Resident Evil nabs much from James Cameron’s action classic and seeps the elements in desaturated, clinical tones. Anderson may mimic compositions and sneak in easter eggs of the game for the hardcore faction, but his film is mostly inadequate in delivering the heart-in-the-throat survivalism from the source he borrows from. Resident Evil is a video game in which even one enemy in a room can become a moment of nerve-shredding tension. Far too often any amount of dread dissipates as characters have everything revealed to them through stilted expository dialogue. 

© 2002 – Screen Gems – All rights reserved

But Resident Evil is also based on a video game which features infamous lines such as “You were almost a Jill-sandwich!” in response to a character almost succumbing to a boobytrap. And this is perhaps why Anderson has garnered so much success from the series. It caters for its target audience with nods to the nemesis project and ‘Lickers’ from the second game. What matters is not the ins and outs, but simply the references and the action. Much of Resident Evil’s criticisms could be rendered moot, depending on how a viewer feels about the film’s quite brilliant laser security set piece. Something that’s not in the original game but holds a similar spirit. 

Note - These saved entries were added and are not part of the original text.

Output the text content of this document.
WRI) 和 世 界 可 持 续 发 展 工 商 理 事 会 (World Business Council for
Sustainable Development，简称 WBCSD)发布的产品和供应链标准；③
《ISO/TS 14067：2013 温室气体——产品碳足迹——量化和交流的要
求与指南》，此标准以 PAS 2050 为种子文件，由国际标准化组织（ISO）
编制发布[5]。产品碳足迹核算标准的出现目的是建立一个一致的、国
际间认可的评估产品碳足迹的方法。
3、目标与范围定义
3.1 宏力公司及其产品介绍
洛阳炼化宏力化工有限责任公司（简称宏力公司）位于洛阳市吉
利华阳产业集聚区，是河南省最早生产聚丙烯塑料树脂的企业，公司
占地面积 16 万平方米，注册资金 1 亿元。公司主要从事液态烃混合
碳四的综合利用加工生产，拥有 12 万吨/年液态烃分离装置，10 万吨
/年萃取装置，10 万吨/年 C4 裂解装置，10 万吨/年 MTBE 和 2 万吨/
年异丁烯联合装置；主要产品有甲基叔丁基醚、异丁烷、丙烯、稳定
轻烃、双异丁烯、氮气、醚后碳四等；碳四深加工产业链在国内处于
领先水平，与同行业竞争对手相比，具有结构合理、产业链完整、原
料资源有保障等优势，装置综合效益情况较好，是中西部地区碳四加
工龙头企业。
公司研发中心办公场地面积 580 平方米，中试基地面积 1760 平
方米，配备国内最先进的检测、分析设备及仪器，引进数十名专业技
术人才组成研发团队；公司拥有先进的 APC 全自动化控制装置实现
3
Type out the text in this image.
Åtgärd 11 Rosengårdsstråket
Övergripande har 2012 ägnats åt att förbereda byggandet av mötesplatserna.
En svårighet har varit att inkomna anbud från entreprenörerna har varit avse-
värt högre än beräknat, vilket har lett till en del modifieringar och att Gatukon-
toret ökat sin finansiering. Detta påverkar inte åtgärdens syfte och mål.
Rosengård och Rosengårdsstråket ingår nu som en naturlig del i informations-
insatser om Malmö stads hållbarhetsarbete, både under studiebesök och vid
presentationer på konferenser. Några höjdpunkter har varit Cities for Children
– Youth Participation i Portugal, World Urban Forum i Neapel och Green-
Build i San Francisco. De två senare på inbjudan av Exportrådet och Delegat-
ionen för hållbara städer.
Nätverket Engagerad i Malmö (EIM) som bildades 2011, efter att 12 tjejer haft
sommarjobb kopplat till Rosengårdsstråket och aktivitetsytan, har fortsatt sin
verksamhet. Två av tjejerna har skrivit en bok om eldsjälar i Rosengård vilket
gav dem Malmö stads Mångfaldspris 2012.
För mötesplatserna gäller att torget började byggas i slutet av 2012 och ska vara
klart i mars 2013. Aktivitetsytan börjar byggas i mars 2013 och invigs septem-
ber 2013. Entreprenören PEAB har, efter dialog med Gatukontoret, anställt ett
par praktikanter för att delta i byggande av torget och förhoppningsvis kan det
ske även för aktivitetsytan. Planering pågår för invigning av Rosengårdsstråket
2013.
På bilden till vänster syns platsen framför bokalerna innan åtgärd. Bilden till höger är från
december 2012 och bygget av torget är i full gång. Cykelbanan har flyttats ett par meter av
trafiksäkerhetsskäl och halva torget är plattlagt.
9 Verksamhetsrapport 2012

Having the ability to do a lot on a modest budget. Anderson packs his characters into tightly condensed spaces and composes action with a clarity that larger films would kill for. Resident Evil even now operates with the type of budget certain blockbusters use to pay an A-List star but moves more effectively than some may like to admit. Much of this comes from Milla Jovovich’s committed and tactile performance. Playing a character not originally in the game and becoming an audience surrogate through most of this film, Jovovich is immensely watchable throughout not just this entry but the series. And despite the blatant aspects of titillation, it’s clear by the end of the film that Alice is a formidable action heroine.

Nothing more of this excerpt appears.